Nesse processo político e social, confirmando-se a vitória de Fernando Henrique, o papel que desempenhará o PT será estratégico. Setores importantes da sociedade brasileira –trabalhadores, intelectuais, burocratas e mesmo empresários– estão nele representados. O grande acordo nacional que se delineia será sempre incompleto se não tiver, de alguma forma, a participação da esquerda moderada presente no PT.
Os defensores radicais das duas candidaturas imaginam que haja diferenças ideológicas fundamentais entre os setores liderados por Lula no PT e o PSDB. Não é verdade.
No início deste ano, realizou-se uma série de reuniões para que se comparassem os programas dos dois partidos. Esta comparação seria útil caso houvesse a possibilidade de uma coligação no primeiro ou no segundo turno.
Verificou-se que as diferenças eram menores, a não ser em relação à visão nacionalista e estatista, mais forte no PT. Mas mesmo essa diferença não impediu que, no Congresso, PSDB e PT muitas vezes votassem juntos. Recentemente, o PT acusou o PSDB de plagiar seu programa. Obviamente não o fez, mas as semelhanças são inevitáveis.
Uma coligação não foi possível no primeiro turno, já que ambos os partidos possuíam um candidato com chances efetivas de chegar à Presidência, e provavelmente não será possível no segundo turno, no qual os dois se enfrentarão. Mas é preciso não radicalizar em nenhum momento. É preciso não exagerar as diferenças, porque afinal elas não são tão grandes.
As democracias se consolidam quando a sociedade se torna suficientemente homogênea, de forma a não permitir alternativas radicais nas eleições. É por isso que nas democracias dos países desenvolvidos existe um centro político forte, de forma que as diferenças de posição ideológica e programática dos candidatos são relativamente pequenas.
No Brasil, ainda existe espaço para diferenças maiores. O movimento em relação ao centro que todos os candidatos tiveram de fazer, entretanto, mostra que esse espaço é menor do que se pensa.

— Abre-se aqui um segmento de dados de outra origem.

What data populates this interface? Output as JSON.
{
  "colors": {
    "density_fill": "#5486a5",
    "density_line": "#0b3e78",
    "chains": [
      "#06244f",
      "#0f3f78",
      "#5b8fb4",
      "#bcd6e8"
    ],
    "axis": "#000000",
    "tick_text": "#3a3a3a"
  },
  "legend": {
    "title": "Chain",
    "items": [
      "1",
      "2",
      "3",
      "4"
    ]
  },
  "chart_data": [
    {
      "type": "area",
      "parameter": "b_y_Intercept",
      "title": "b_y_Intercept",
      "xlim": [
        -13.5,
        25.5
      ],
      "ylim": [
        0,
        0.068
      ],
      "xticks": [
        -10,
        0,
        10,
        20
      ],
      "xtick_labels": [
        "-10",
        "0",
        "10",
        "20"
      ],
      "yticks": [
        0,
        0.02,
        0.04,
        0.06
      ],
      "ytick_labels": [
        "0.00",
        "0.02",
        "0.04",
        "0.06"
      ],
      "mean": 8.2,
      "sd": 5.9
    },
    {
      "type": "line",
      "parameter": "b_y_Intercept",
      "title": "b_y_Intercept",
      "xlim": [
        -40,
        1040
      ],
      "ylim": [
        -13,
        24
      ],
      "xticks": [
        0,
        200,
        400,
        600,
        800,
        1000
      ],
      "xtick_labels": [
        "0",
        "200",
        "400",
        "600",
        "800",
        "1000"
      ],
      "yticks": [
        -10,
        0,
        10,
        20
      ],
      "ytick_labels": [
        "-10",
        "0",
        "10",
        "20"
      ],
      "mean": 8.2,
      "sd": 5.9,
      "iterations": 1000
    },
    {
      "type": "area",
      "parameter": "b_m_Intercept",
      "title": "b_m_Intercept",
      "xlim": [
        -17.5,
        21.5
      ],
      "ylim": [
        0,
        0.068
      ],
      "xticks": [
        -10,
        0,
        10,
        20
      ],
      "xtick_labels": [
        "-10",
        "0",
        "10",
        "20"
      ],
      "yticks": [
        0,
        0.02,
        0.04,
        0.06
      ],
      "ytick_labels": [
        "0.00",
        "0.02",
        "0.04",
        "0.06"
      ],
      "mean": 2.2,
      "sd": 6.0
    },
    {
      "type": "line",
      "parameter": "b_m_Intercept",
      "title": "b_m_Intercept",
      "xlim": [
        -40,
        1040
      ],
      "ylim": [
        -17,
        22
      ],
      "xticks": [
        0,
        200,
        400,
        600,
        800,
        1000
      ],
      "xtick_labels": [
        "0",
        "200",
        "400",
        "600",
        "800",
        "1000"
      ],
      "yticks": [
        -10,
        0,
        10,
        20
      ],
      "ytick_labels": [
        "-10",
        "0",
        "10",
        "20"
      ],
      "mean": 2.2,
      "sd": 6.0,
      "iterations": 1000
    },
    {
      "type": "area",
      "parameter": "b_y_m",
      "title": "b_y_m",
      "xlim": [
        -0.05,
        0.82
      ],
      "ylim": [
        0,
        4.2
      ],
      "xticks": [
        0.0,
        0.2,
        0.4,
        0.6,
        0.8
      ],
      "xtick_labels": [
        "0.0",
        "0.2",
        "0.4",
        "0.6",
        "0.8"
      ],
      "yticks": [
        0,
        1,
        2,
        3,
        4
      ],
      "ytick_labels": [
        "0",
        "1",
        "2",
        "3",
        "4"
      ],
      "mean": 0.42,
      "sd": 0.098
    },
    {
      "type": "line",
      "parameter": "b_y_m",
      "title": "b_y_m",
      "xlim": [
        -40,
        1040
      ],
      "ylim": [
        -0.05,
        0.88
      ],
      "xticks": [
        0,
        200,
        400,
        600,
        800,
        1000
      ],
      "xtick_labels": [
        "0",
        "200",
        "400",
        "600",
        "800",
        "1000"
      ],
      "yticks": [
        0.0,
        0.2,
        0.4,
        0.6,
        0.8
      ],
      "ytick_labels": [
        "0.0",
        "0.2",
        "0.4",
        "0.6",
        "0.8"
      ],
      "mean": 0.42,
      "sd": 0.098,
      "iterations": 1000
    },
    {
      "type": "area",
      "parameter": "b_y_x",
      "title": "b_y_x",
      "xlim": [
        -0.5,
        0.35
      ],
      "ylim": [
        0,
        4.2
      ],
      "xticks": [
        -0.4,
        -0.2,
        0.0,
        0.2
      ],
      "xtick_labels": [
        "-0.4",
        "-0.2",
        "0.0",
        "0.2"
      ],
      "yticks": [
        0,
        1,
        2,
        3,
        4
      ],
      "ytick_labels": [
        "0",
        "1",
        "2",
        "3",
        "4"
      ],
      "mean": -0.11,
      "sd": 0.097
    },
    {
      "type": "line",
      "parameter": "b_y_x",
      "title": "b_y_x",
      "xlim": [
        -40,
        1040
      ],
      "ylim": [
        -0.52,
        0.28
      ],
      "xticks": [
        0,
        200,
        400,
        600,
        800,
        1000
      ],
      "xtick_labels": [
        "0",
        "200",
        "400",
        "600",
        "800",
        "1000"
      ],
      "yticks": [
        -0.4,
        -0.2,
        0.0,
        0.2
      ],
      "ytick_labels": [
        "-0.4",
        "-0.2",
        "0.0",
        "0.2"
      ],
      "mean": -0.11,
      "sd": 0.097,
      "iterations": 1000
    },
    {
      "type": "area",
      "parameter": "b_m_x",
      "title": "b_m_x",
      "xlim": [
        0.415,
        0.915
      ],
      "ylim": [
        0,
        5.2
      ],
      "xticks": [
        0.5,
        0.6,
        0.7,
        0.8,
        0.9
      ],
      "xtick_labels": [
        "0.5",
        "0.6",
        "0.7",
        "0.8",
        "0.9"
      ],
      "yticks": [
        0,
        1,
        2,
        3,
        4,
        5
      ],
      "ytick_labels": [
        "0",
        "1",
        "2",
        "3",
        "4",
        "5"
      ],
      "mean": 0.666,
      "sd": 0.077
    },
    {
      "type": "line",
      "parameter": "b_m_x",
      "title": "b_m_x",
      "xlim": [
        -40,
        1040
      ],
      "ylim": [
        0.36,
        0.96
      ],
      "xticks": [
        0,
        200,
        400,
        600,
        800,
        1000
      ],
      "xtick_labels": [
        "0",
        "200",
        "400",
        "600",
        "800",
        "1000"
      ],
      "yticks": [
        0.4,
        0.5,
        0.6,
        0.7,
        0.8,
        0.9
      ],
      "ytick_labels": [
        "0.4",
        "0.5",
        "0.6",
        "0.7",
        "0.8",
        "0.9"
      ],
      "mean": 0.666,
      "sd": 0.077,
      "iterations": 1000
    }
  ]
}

Por outro lado, a tendência para um grande acordo nacional em torno do futuro presidente da República é uma indicação de que é preciso levar a atual campanha eleitoral até o final de forma construtiva, reconhecendo as diferenças mas não as exagerando. Assim, após as eleições, ganhe quem ganhar, será possível orientar o Brasil para o desenvolvimento com justiça social.